Pliers are a hand tool used to hold objects firmly, for cutting, bending, or physical compression. The objects can then be turned, bent, or otherwise manipulated.  Generally, pliers consist of a pair of metal first-class levers joined at a fulcrum positioned closer to one end of the levers, creating short jaws on one side of the fulcrum, and longer handles on the other side. Pliers have parallel handles, a pivot where the handles join, and parallel jaws that grasp the object. Special-use pliers may have additional components and purposes, such as cutting pliers. This arrangement creates a mechanical advantage, allowing the force of the hand's grip to be amplified and focused on an object with precision. Types of pliers include engineer's pliers for gripping metal, flat-nosed pliers for grasping smaller objects, electrician pliers for gripping electrical wires, and round-nosed pliers for bending wire into loops. The most common are slip joint pliers  and plumber's pliers, both with slip-joint adjustments to change the width of the jaw grip. In addition, locking pliers, sometimes known by the Vice-Grip brand name, are popular for firmly holding objects.

History of Pliers

As pliers  in the general sense are an ancient and simple invention, no single point in history, or inventor, can be credited. Early metal working processes from several millennia BCE would have required plier-like devices to handle hot materials in the process of casting. Development from wooden to bronze pliers would have probably happened sometime prior to 3000 BCE. Among the oldest illustrations of pliers are those showing the Greek god Hephaestus in his forge. Today, pliers intended principally to be used for safely handling hot objects are usually called tongs. The number of different designs of pliers grew with the invention of the different objects which they were used to handle: horseshoes, fasteners, wire, pipes, electrical and electronic components.


The basic design of pliers has changed little since their origins, with the pair of handles, the pivot (often formed by a rivet), and the head section with the gripping jaws or cutting edges forming the three elements. In distinction to a pair of scissors or shears, the plier's jaws always meet each other at one pivot angle.

The materials used to make pliers consist mainly of steel alloys with additives such as vanadium or chromium, to improve strength and prevent corrosion. Often pliers have insulated grips to ensure better handling and prevent electrical conductivity.

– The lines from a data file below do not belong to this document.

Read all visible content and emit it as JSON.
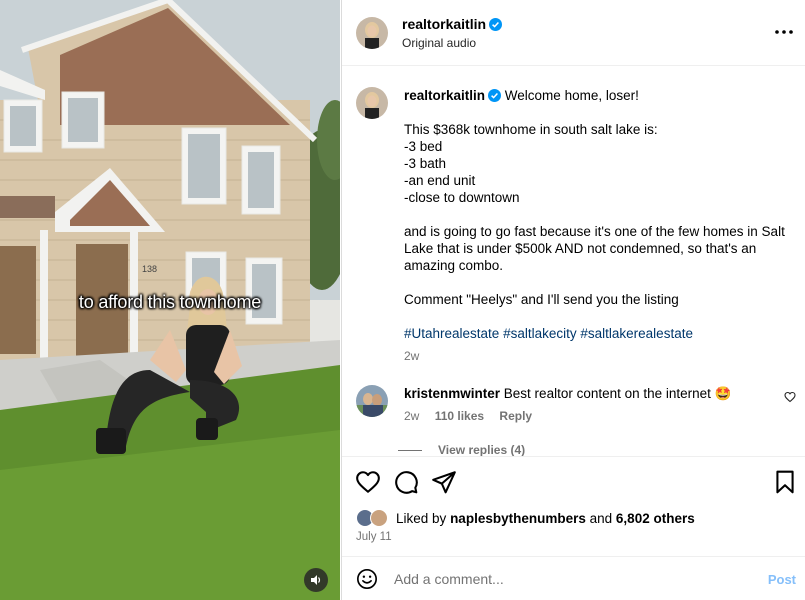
{
  "video": {
    "caption": "to afford this townhome",
    "house_number": "138",
    "mute_icon": "speaker-icon"
  },
  "header": {
    "username": "realtorkaitlin",
    "audio": "Original audio",
    "more_icon": "more-dots-icon"
  },
  "post": {
    "username": "realtorkaitlin",
    "first_line": "Welcome home, loser!",
    "lines": [
      "This $368k townhome in south salt lake is:",
      "-3 bed",
      "-3 bath",
      "-an end unit",
      "-close to downtown"
    ],
    "paragraph": "and is going to go fast because it's one of the few homes in Salt Lake that is under $500k AND not condemned, so that's an amazing combo.",
    "cta": "Comment \"Heelys\" and I'll send you the listing",
    "hashtags": [
      "#Utahrealestate",
      "#saltlakecity",
      "#saltlakerealestate"
    ],
    "age": "2w"
  },
  "comment": {
    "username": "kristenmwinter",
    "text": "Best realtor content on the internet",
    "emoji": "🤩",
    "age": "2w",
    "likes": "110 likes",
    "reply": "Reply",
    "view_replies": "View replies (4)"
  },
  "actions": {
    "liked_prefix": "Liked by",
    "liked_user": "naplesbythenumbers",
    "liked_and": "and",
    "liked_count": "6,802 others",
    "date": "July 11"
  },
  "composer": {
    "placeholder": "Add a comment...",
    "post_label": "Post"
  },
  "colors": {
    "verified": "#0095f6",
    "hashtag": "#00376b",
    "muted": "#737373",
    "post_disabled": "#85bffa"
  }
}
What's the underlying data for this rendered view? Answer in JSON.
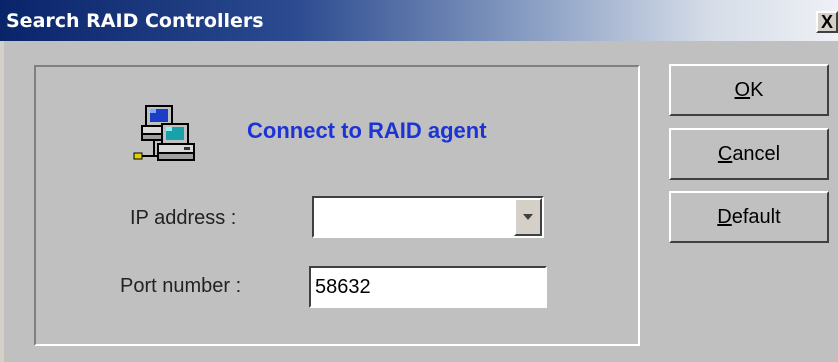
{
  "window": {
    "title": "Search RAID Controllers",
    "close_label": "X"
  },
  "main": {
    "heading": "Connect to RAID agent",
    "icon": "networked-computers-icon",
    "accent_color": "#1c33d6"
  },
  "form": {
    "ip_label": "IP  address :",
    "ip_value": "",
    "port_label": "Port number :",
    "port_value": "58632"
  },
  "buttons": {
    "ok": {
      "mnemonic": "O",
      "rest": "K"
    },
    "cancel": {
      "mnemonic": "C",
      "rest": "ancel"
    },
    "default": {
      "mnemonic": "D",
      "rest": "efault"
    }
  }
}
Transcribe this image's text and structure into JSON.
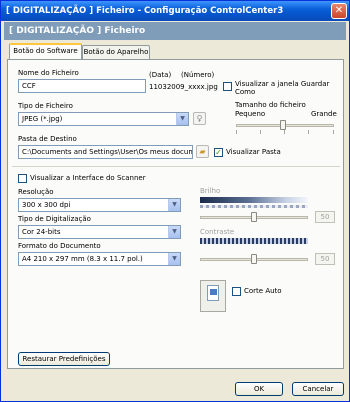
{
  "window": {
    "title": "[ DIGITALIZAÇÃO ]  Ficheiro - Configuração ControlCenter3",
    "close_glyph": "✕",
    "header": "[ DIGITALIZAÇÃO ]  Ficheiro"
  },
  "tabs": [
    {
      "label": "Botão do Software",
      "active": true
    },
    {
      "label": "Botão do Aparelho",
      "active": false
    }
  ],
  "file": {
    "name_label": "Nome do Ficheiro",
    "name_value": "CCF",
    "date_label": "(Data)",
    "number_label": "(Número)",
    "generated_name": "11032009_xxxx.jpg",
    "show_save_as_label": "Visualizar a janela Guardar Como",
    "show_save_as_checked": false,
    "type_label": "Tipo de Ficheiro",
    "type_value": "JPEG (*.jpg)",
    "size_label": "Tamanho do ficheiro",
    "size_small": "Pequeno",
    "size_large": "Grande",
    "folder_label": "Pasta de Destino",
    "folder_value": "C:\\Documents and Settings\\User\\Os meus document",
    "show_folder_label": "Visualizar Pasta",
    "show_folder_checked": true
  },
  "scanner": {
    "show_interface_label": "Visualizar a Interface do Scanner",
    "show_interface_checked": false,
    "resolution_label": "Resolução",
    "resolution_value": "300 x 300 dpi",
    "scan_type_label": "Tipo de Digitalização",
    "scan_type_value": "Cor 24-bits",
    "doc_format_label": "Formato do Documento",
    "doc_format_value": "A4 210 x 297 mm (8.3 x 11.7 pol.)",
    "brightness_label": "Brilho",
    "brightness_value": "50",
    "contrast_label": "Contraste",
    "contrast_value": "50",
    "auto_crop_label": "Corte Auto",
    "auto_crop_checked": false
  },
  "buttons": {
    "restore_defaults": "Restaurar Predefinições",
    "ok": "OK",
    "cancel": "Cancelar"
  },
  "colors": {
    "title_blue": "#0a5fd8",
    "header_band": "#7f9db9",
    "check_green": "#21a121"
  }
}
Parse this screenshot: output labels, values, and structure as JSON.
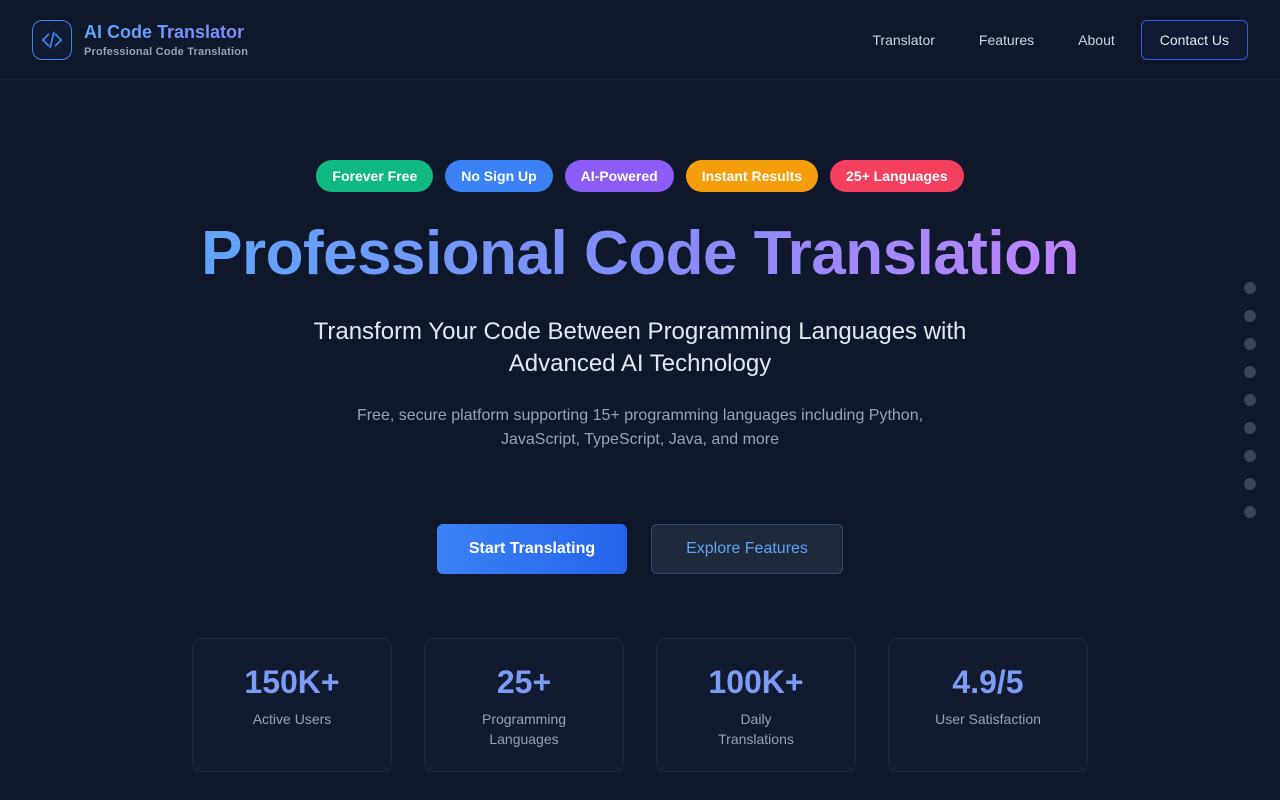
{
  "header": {
    "brand_title": "AI Code Translator",
    "brand_subtitle": "Professional Code Translation",
    "nav": [
      "Translator",
      "Features",
      "About"
    ],
    "contact_label": "Contact Us"
  },
  "badges": [
    {
      "label": "Forever Free",
      "color": "#10b981"
    },
    {
      "label": "No Sign Up",
      "color": "#3b82f6"
    },
    {
      "label": "AI-Powered",
      "color": "#8b5cf6"
    },
    {
      "label": "Instant Results",
      "color": "#f59e0b"
    },
    {
      "label": "25+ Languages",
      "color": "#f43f5e"
    }
  ],
  "hero": {
    "title": "Professional Code Translation",
    "subtitle": "Transform Your Code Between Programming Languages with Advanced AI Technology",
    "description": "Free, secure platform supporting 15+ programming languages including Python, JavaScript, TypeScript, Java, and more"
  },
  "cta": {
    "primary_label": "Start Translating",
    "secondary_label": "Explore Features"
  },
  "stats": [
    {
      "value": "150K+",
      "label": "Active Users"
    },
    {
      "value": "25+",
      "label": "Programming Languages"
    },
    {
      "value": "100K+",
      "label": "Daily Translations"
    },
    {
      "value": "4.9/5",
      "label": "User Satisfaction"
    }
  ],
  "icons": {
    "logo": "code-brackets-icon"
  },
  "colors": {
    "background": "#0f172a",
    "accent": "#3b82f6"
  }
}
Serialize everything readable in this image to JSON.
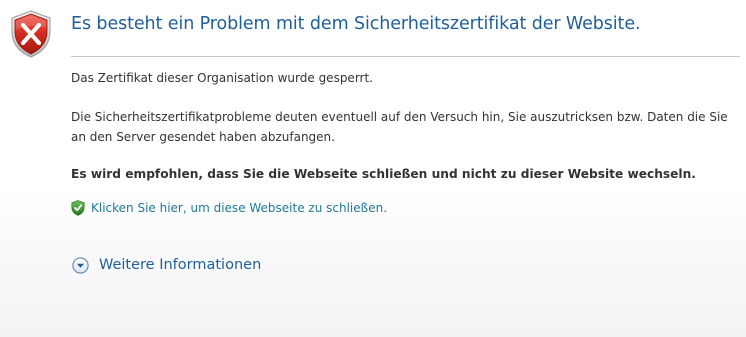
{
  "header": {
    "title": "Es besteht ein Problem mit dem Sicherheitszertifikat der Website."
  },
  "content": {
    "paragraph1": "Das Zertifikat dieser Organisation wurde gesperrt.",
    "paragraph2": "Die Sicherheitszertifikatprobleme deuten eventuell auf den Versuch hin, Sie auszutricksen bzw. Daten die Sie an den Server gesendet haben abzufangen.",
    "recommendation": "Es wird empfohlen, dass Sie die Webseite schließen und nicht zu dieser Website wechseln.",
    "close_link": "Klicken Sie hier, um diese Webseite zu schließen.",
    "more_info": "Weitere Informationen"
  },
  "icons": {
    "error": "error-shield-icon",
    "close_link": "green-shield-check-icon",
    "expand": "chevron-down-circle-icon"
  },
  "colors": {
    "title": "#1f5f9a",
    "link": "#1f7a97",
    "error_red": "#d9261c",
    "shield_green": "#2e8b2e"
  }
}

In some lines of fine work (such as jewelry or musical instrument repair), some specialized pliers feature a layer of comparatively soft metal (such as brass) over the two plates of the head of the pliers to reduce pressure placed on some fine tools or materials. Making entire pliers out of softer metals would be impractical, reducing the force required to bend or break them.

How to Safely Use a Plier

To safely use pliers, first determine which type of pliers is required for the job. Then, make adjustments needed to the slip joint, if any. Locking pliers may require adjustment before use. Close the jaw around the object by pressing the handles closer together. Rotate the tool as needed to bend or turn the object. For safety, make sure that fingers and skin are not pinched by the handles, pivot, or jaw.

How to Maintain Pliers

Quality pliers are maintenance-free and can last a decade or more if not abused. Locking and other special-purpose pliers may require additional maintenance to adjusters, springs, or the release lever.